Another important key is not how long your meditation should be, but how consistent it is. For example, a five-minute practice done every day will have far greater benefits than a 20- or 30-minute practice done every now and again. Like anything we try at first, it won’t necessarily come naturally, but with a little willpower and determination, you’ll be able to convince the mind that finding five minutes during the day is definitely doable. Taking baby steps is essential when we’re just beginning, so we don’t overwhelm the mind and create opportunities for it to make excuses or rebel. 

Once your practice is more established, you’ll notice everlasting shifts and transformations in the way you interact with the world, handle conflict, forgive, and open your heart.

Even if meditation does nothing but teach you to take space before you respond to what life offers you, you’ll have achieved a lot, including an inner calm that won’t have you reacting to every little thing someone says or does. Building a reservoir of resilience through meditation is incredibly empowering, because having a solid, firm, and unshakeable foundation of inner calm is the ultimate in sovereignty and empowerment. To have perfect dominion of your Self is the ultimate and most essential life skill.

Learning to meditate will come with many incredible benefits, including a clearer and quieter mind, the ability to remain calm in conflict, knowing when to create space before responding, and it will also teach you patience, resilience, self-control, and compassion.

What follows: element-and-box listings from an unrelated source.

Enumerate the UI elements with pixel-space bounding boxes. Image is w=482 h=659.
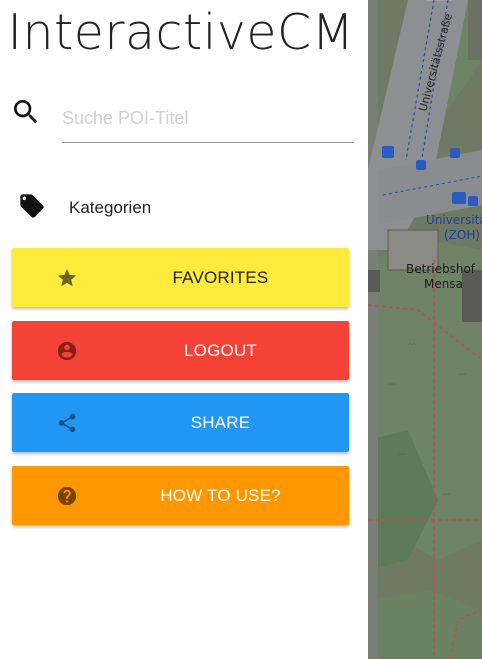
svg-text:ᵔᵔ: ᵔᵔ [442,492,450,503]
favorites-button[interactable]: FAVORITES [12,248,349,307]
tag-icon [20,194,44,218]
map-stop-label: Universität [426,213,482,227]
categories-item[interactable]: Kategorien [0,186,368,230]
how-to-use-button[interactable]: HOW TO USE? [12,466,349,525]
map-building-label-2: Mensa [424,277,463,291]
logout-button[interactable]: LOGOUT [12,321,349,380]
svg-text:ᵔᵔ: ᵔᵔ [388,382,396,393]
share-label: SHARE [190,413,251,432]
share-button[interactable]: SHARE [12,393,349,452]
how-to-use-label: HOW TO USE? [160,486,281,505]
svg-text:ᵔᵔ: ᵔᵔ [408,342,416,353]
app-title: InteractiveCM [7,4,355,61]
svg-text:ᵔᵔ: ᵔᵔ [458,372,466,383]
map-building-label: Betriebshof [406,262,476,276]
svg-text:ᵔᵔ: ᵔᵔ [398,452,406,463]
search-input[interactable] [62,98,354,143]
account-circle-icon [57,341,77,361]
search-icon[interactable] [10,96,42,128]
logout-label: LOGOUT [184,341,257,360]
map-stop-label-2: (ZOH) [444,228,480,242]
star-icon [57,268,77,287]
share-icon [58,413,76,433]
navigation-drawer: InteractiveCM Kategorien FAVORITES LOGOU… [0,0,368,659]
map-view[interactable]: ᵔᵔ ᵔᵔ ᵔᵔ ᵔᵔ ᵔᵔ Universitätsstraße Univer… [368,0,482,659]
categories-label: Kategorien [69,198,152,217]
help-icon [57,486,77,506]
favorites-label: FAVORITES [172,268,269,287]
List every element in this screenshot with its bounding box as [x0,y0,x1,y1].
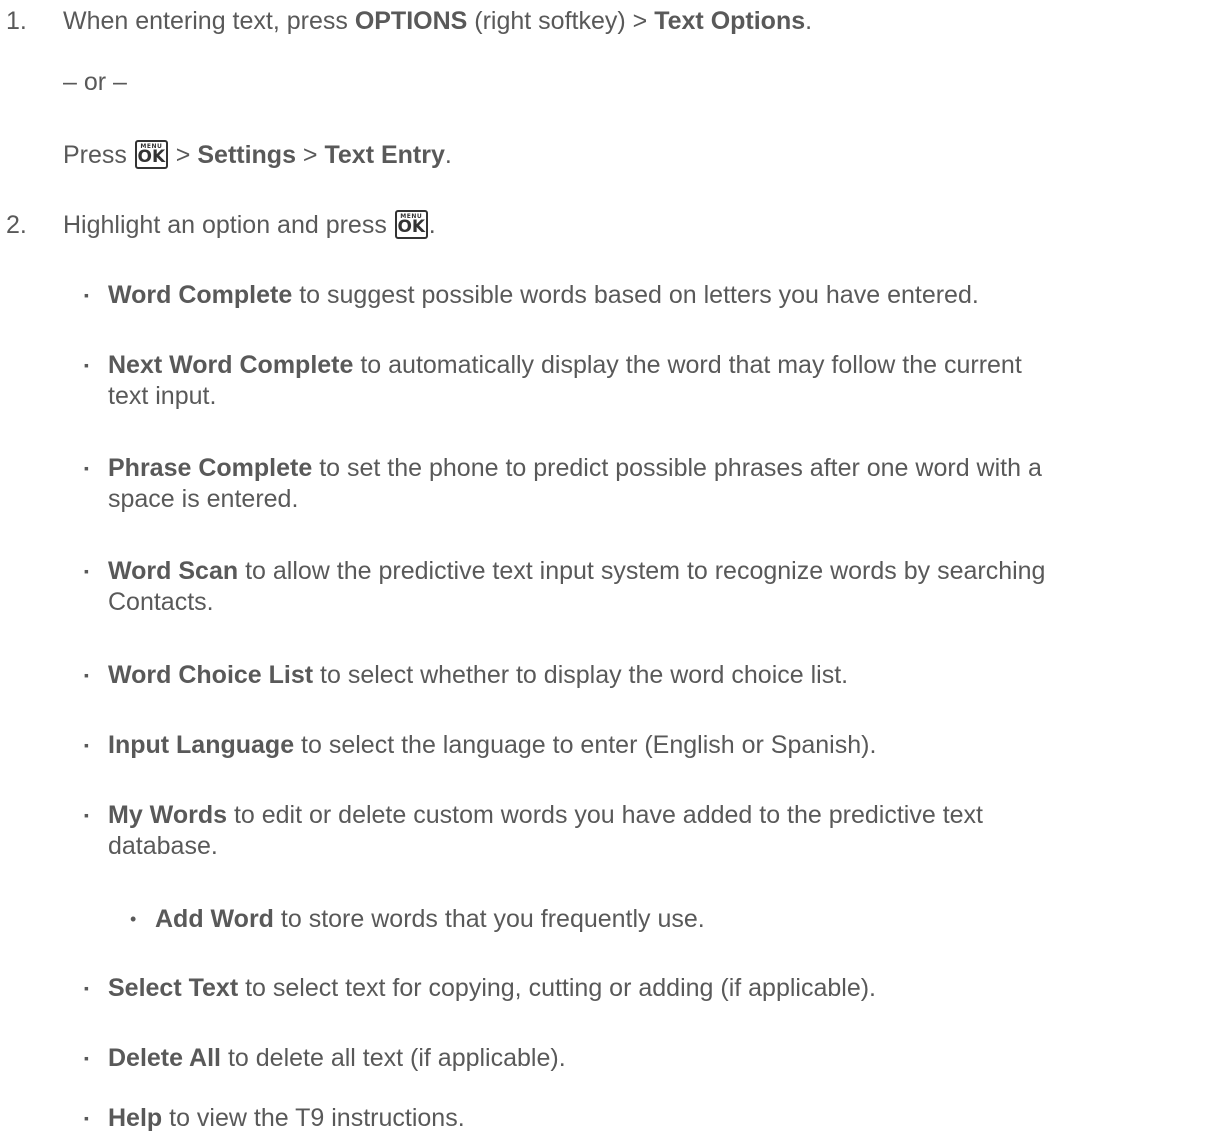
square-bullet-icon: ▪ [84,1050,89,1066]
option-input-language: Input Language to select the language to… [108,730,1208,761]
square-bullet-icon: ▪ [84,667,89,683]
square-bullet-icon: ▪ [84,287,89,303]
option-my-words: My Words to edit or delete custom words … [108,800,1208,862]
option-description: to view the T9 instructions. [162,1104,465,1132]
text-entry-label: Text Entry [324,141,445,169]
step-1-text: When entering text, press OPTIONS (right… [63,6,812,37]
option-next-word-complete: Next Word Complete to automatically disp… [108,350,1208,412]
option-label: Word Complete [108,281,293,309]
step-2-text-b: . [428,211,436,239]
step-1-text-a: When entering text, press [63,7,355,35]
option-help: Help to view the T9 instructions. [108,1103,1208,1134]
option-word-choice-list: Word Choice List to select whether to di… [108,660,1208,691]
option-label: Delete All [108,1044,222,1072]
option-delete-all: Delete All to delete all text (if applic… [108,1043,1208,1074]
settings-label: Settings [197,141,296,169]
option-label: Next Word Complete [108,351,354,379]
option-word-scan: Word Scan to allow the predictive text i… [108,556,1208,618]
option-label: Word Scan [108,557,239,585]
option-phrase-complete: Phrase Complete to set the phone to pred… [108,453,1208,515]
option-label: My Words [108,801,227,829]
option-description: to select whether to display the word ch… [313,661,849,689]
option-description-cont: database. [108,832,218,860]
option-description: to select the language to enter (English… [294,731,877,759]
sub-option-description: to store words that you frequently use. [273,905,705,933]
option-label: Word Choice List [108,661,314,689]
square-bullet-icon: ▪ [84,460,89,476]
option-label: Input Language [108,731,295,759]
option-description: to delete all text (if applicable). [221,1044,566,1072]
option-select-text: Select Text to select text for copying, … [108,973,1208,1004]
step-1-text-c: . [805,7,813,35]
step-1-text-b: (right softkey) > [467,7,655,35]
or-separator: – or – [63,68,127,96]
square-bullet-icon: ▪ [84,980,89,996]
step-2-text-a: Highlight an option and press [63,211,394,239]
option-description-cont: space is entered. [108,485,299,513]
step-number-2: 2. [6,211,27,239]
step-2-text: Highlight an option and press MENU OK. [63,210,436,241]
ok-key-label: OK [397,217,426,237]
round-bullet-icon: • [130,909,137,929]
square-bullet-icon: ▪ [84,1110,89,1126]
square-bullet-icon: ▪ [84,357,89,373]
text-options-label: Text Options [654,7,806,35]
square-bullet-icon: ▪ [84,737,89,753]
option-label: Help [108,1104,163,1132]
press-text: Press [63,141,134,169]
square-bullet-icon: ▪ [84,807,89,823]
square-bullet-icon: ▪ [84,563,89,579]
option-label: Phrase Complete [108,454,313,482]
menu-ok-key-icon: MENU OK [134,140,168,169]
option-description: to set the phone to predict possible phr… [312,454,1042,482]
press-sep-1: > [168,141,198,169]
press-end: . [444,141,452,169]
option-description-cont: text input. [108,382,217,410]
sub-option-add-word: Add Word to store words that you frequen… [155,904,1205,935]
option-description: to select text for copying, cutting or a… [238,974,876,1002]
option-label: Select Text [108,974,239,1002]
option-description: to suggest possible words based on lette… [292,281,979,309]
options-softkey-label: OPTIONS [354,7,468,35]
press-menu-line: Press MENU OK > Settings > Text Entry. [63,140,452,171]
ok-key-label: OK [137,147,166,167]
step-number-1: 1. [6,7,27,35]
menu-ok-key-icon: MENU OK [394,210,428,239]
option-description: to allow the predictive text input syste… [238,557,1046,585]
press-sep-2: > [295,141,325,169]
option-description: to edit or delete custom words you have … [227,801,983,829]
option-description: to automatically display the word that m… [353,351,1022,379]
option-word-complete: Word Complete to suggest possible words … [108,280,1208,311]
option-description-cont: Contacts. [108,588,214,616]
sub-option-label: Add Word [155,905,274,933]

Having a meditation practice doesn’t mean you’ll never feel any strong emotions. However, what may begin to happen is that you’ll take a lot less time to come back into balance after healthily expressing these emotions. So, anger will be there, for example, but finding a calm, peaceful presence quickly after the storm is one of the greatest benefits of meditation. It’s the gift that will teach you not to waste your precious energy reserves for hours, days, or even weeks on a certain emotion, which can turn into a story and then an obsessive thought loop. Meditation wants you to return to “Sama”—serenity—as quickly as possible so you can restore balance to body, mind, and spirit.

As a student once asked Buddha: “What have you gained from meditation?”

Nothing,” he replied, “However, let me tell you what I lost. Anger, anxiety, depression, insecurity, fear of old age and death.”

If I could lose a little of any of the above, meditation is worth every moment I choose to dedicate to it.